Question 17.SP.3: A sphere, a cylinder, and a hoop, each having the same mass ......

STRATEGY: You are given two positions, want to find the velocities, and the friction force F in rolling motion does no work, so use the conservation of energy. First solve the problem in general terms, and then find the results for each body. Denote the mass by m, the centroidal moment of inertia by \bar{I} and the radius by r.

MODELING: Choose the rolling object as your system and model it as a rigid body. Because each body rolls, the instantaneous center of rotation is located at C (Fig. 1). Free-body diagrams of the system at the two locations are shown in Fig. 2.

ANALYSIS:

Conservation of Energy.

T_1+V_{g_1}+V_{e_1}=T_2+V_{g_2}+V_{e_2}        (1)

Potential Energy.

Because there is no spring in the system, V_{e_1}=V_{e_2}=0. If you place your datum at the center of mass of the system when it is at position 2, you have V_{g_2} = 0 and V_{g_1} = mgh.

Kinetic Energy.

T_1=0

T_2=\frac{1}{2} m \bar{v}^2+\frac{1}{2} \bar{I} \omega^2

Kinematics. You need to relate \bar{v} and ω using kinematics. Because each body rolls, the instantaneous center of rotation is located at C (Fig. 1), which gives

\omega=\frac{\bar{v}}{r}

Substituting this into T_2 gives

T_2=\frac{1}{2} m \bar{v}^2+\frac{1}{2} \bar{I}\left(\frac{\bar{v}}{2}\right)^2=\frac{1}{2}\left(m+\frac{\bar{I}}{r^2}\right) \bar{v}^2

Substituting these energy expressions into Eq. (1) gives

0 + mgh + 0 = \frac{1}{2}\left(m+\frac{\bar{I}}{r^2}\right) \bar{v}^2 + 0 + 0

Solving for the speed at position 2, you find

\bar{v}^2=\frac{2 g h}{1+\bar{I} / m r^2}

Velocities of Sphere, Cylinder, and Hoop. Introducing the particular expressions for \bar{I}, you obtain

Sphere:                     \bar{I}=\frac{2}{5} m r^2                     \bar{v}=0.845 \sqrt{2 g h} ◂

Cylinder:                     \bar{I}=\frac{1}{2} m r^2                    \bar{v}=0.816 \sqrt{2 g h} ◂

Hoop:                     \bar{I}= m r^2                    \bar{v}=0.707 \sqrt{2 g h} ◂

REFLECT and THINK: Comparing the results, we note that the velocity of the body is independent of both its mass and radius. However, the velocity does depend upon the quotient of \bar{I} / m r^2=\bar{k}^2 / r^2, which measures the ratio of the rotational kinetic energy to the translational kinetic energy. Thus, the hoop, which has the largest \bar{k} for a given radius r, attains the smallest velocity.

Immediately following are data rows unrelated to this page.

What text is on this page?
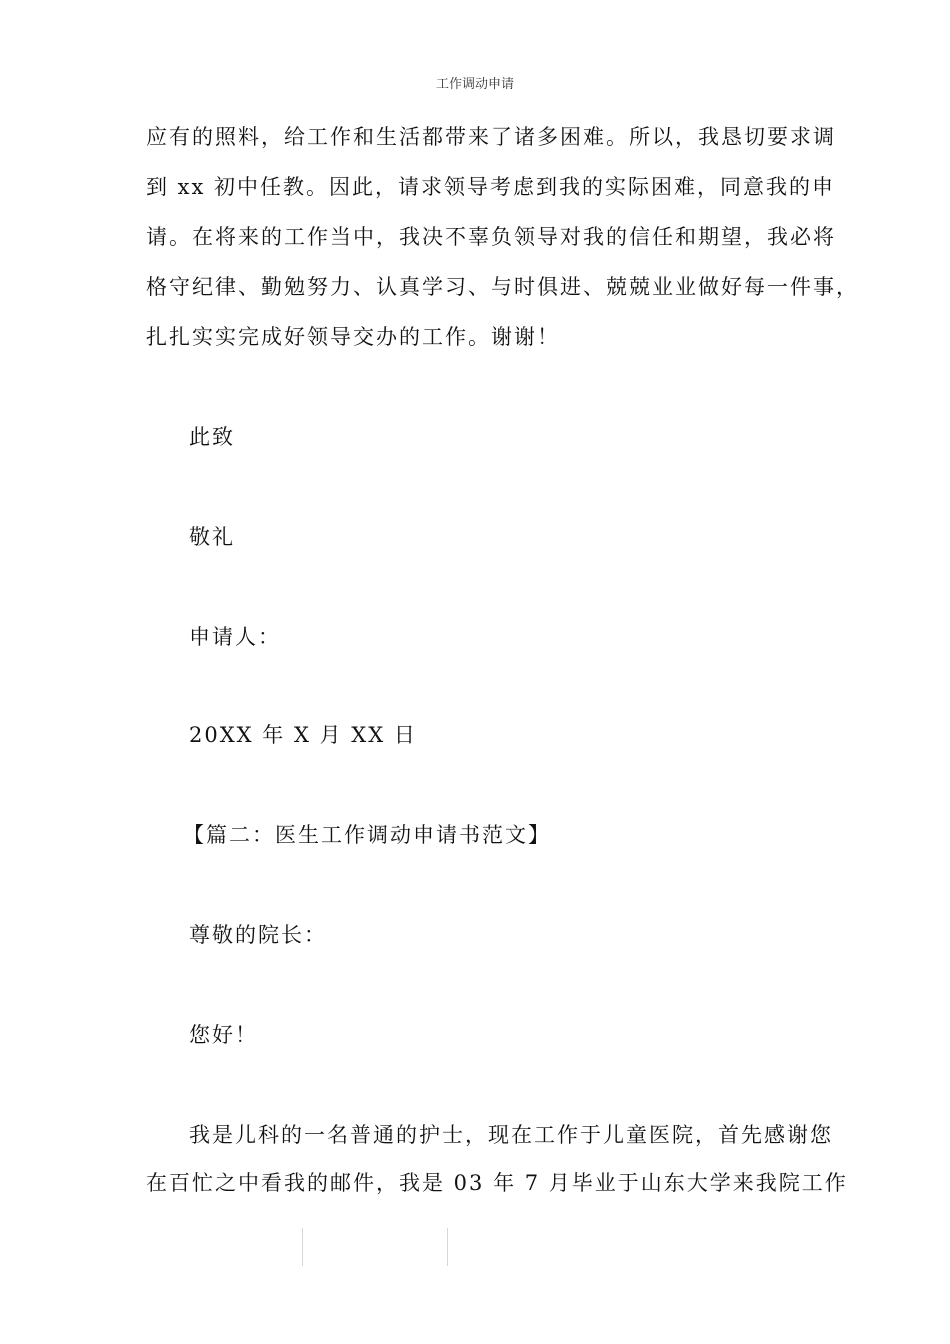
工作调动申请

应有的照料，给工作和生活都带来了诸多困难。所以，我恳切要求调

到 xx 初中任教。因此，请求领导考虑到我的实际困难，同意我的申

请。在将来的工作当中，我决不辜负领导对我的信任和期望，我必将

格守纪律、勤勉努力、认真学习、与时俱进、兢兢业业做好每一件事，

扎扎实实完成好领导交办的工作。谢谢！

此致

敬礼

申请人：

20XX 年 X 月 XX 日

【篇二：医生工作调动申请书范文】

尊敬的院长：

您好！

我是儿科的一名普通的护士，现在工作于儿童医院，首先感谢您

在百忙之中看我的邮件，我是 03 年 7 月毕业于山东大学来我院工作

Let us compare the results with the velocity attained by a frictionless block sliding through the same distance. The solution is identical to the previous solution except that ω = 0; we find \bar{v}=\sqrt{2 g h}. So, all the rolling objects are slower than one moving down a frictionless surface.